Heads-up: a full refresh is iso-prod, so it overwrites llx_user with prod's and wipes the ai_agent_sandbox write user + its API key (and resets DOLI_INSTANCE_UNIQUE_ID to prod's, invalidating any prior key). After a refresh, re-run test/provisionSandbox.ts to recreate the agent (it re-grants its rights, incl. banque lire) and refresh the dolibarr-sandbox-write skill .env from the new key file.

Two fidelity caveats (by design — see ADR-0003)

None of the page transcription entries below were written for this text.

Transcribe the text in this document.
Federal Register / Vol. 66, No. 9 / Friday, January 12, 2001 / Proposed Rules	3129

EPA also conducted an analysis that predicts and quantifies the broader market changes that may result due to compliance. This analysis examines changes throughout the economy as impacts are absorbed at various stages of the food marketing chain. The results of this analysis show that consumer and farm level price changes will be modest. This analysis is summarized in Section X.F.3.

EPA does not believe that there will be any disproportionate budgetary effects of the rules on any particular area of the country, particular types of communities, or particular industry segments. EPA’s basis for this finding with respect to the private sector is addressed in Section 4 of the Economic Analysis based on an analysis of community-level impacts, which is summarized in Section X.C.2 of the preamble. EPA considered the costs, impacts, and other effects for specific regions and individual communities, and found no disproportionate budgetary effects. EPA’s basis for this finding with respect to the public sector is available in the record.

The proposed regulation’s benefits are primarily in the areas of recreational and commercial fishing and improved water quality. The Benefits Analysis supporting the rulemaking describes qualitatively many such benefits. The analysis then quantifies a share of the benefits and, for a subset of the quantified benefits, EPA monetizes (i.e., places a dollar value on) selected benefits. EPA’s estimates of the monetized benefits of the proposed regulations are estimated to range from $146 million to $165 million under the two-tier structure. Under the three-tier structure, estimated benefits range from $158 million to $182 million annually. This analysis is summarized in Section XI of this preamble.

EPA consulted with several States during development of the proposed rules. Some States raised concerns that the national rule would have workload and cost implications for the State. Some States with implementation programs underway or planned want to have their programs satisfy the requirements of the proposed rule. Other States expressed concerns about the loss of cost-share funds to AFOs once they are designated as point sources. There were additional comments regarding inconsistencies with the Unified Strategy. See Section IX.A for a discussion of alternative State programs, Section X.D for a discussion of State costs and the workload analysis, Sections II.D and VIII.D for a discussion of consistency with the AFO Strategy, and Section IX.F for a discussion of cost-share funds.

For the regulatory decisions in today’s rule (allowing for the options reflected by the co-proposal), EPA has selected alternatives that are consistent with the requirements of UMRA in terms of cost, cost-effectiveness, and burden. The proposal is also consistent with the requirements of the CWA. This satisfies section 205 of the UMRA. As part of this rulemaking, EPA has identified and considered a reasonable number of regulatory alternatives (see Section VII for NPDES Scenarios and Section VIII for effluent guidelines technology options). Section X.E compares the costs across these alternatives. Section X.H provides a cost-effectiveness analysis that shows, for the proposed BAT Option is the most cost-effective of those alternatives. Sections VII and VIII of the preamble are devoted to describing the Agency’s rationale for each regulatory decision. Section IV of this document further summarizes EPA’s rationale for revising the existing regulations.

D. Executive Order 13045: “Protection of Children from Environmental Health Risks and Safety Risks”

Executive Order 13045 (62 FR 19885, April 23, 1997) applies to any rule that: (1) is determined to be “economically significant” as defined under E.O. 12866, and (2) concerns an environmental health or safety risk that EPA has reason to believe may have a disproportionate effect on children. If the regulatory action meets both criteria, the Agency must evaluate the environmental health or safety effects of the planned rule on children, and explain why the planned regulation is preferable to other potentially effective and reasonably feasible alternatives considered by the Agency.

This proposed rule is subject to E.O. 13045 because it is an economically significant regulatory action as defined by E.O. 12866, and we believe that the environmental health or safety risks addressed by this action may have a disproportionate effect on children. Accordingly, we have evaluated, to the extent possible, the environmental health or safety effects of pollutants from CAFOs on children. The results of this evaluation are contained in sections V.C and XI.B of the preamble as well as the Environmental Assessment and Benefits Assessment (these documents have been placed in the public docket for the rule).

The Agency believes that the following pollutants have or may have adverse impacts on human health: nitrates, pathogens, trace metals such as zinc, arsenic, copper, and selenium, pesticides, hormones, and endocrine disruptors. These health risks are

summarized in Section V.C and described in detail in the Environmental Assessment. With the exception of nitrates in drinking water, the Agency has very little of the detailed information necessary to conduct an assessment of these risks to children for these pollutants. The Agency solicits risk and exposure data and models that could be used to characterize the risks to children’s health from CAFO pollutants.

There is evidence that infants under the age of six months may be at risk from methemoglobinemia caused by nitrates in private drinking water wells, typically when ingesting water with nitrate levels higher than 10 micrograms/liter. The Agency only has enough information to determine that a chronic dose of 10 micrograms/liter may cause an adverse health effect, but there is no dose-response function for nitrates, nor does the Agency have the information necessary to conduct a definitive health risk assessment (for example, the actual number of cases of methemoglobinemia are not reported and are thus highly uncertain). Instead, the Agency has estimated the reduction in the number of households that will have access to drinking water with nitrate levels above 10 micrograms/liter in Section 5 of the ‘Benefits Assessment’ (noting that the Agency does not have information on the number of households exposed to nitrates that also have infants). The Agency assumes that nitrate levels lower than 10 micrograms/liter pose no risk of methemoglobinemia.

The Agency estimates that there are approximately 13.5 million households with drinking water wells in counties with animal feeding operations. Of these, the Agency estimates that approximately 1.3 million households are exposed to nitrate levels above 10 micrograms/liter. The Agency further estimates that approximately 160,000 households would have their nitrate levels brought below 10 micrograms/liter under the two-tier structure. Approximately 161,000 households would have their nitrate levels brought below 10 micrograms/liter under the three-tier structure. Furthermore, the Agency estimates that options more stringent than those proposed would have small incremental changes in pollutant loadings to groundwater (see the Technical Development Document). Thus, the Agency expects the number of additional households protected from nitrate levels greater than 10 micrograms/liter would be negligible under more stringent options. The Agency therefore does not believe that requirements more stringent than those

Encryption. Dolibarr ties some encrypted fields (notably API keys) to DOLI_INSTANCE_UNIQUE_ID. The sandbox has its own uuid, so prod-encrypted values won't decrypt there. This is why the write-scoped ai_agent_sandbox API key must be generated inside the sandbox (see ../../test/ POC), not copied from prod. Most data is plaintext and unaffected.
Uploaded files live on the PVC, not the DB. A DB refresh copies the logo const (MAIN_INFO_SOCIETE_LOGO) but not the image; sync-documents copies the documents/mycompany tree so the logo + attachments actually render.

BDD reset loop (E4)

For repeated rehearsals, refresh-from-prod is the "reset to prod state". A faster checkpoint/reset that avoids re-reading prod each time (cache a golden dump on a small PVC, then DROP OWNED + pg_restore from it) is the documented next optimization — see ADR-0003 §Decision/Consequences.

Hardening backlog

Replace the transient copy of prod's read+write creds with a dedicated read-only Postgres role (issued via a Vault dynamic role) so the dump path is least-privilege by construction, not just by default_transaction_read_only.
Provision a golden-cache PVC for fast BDD resets.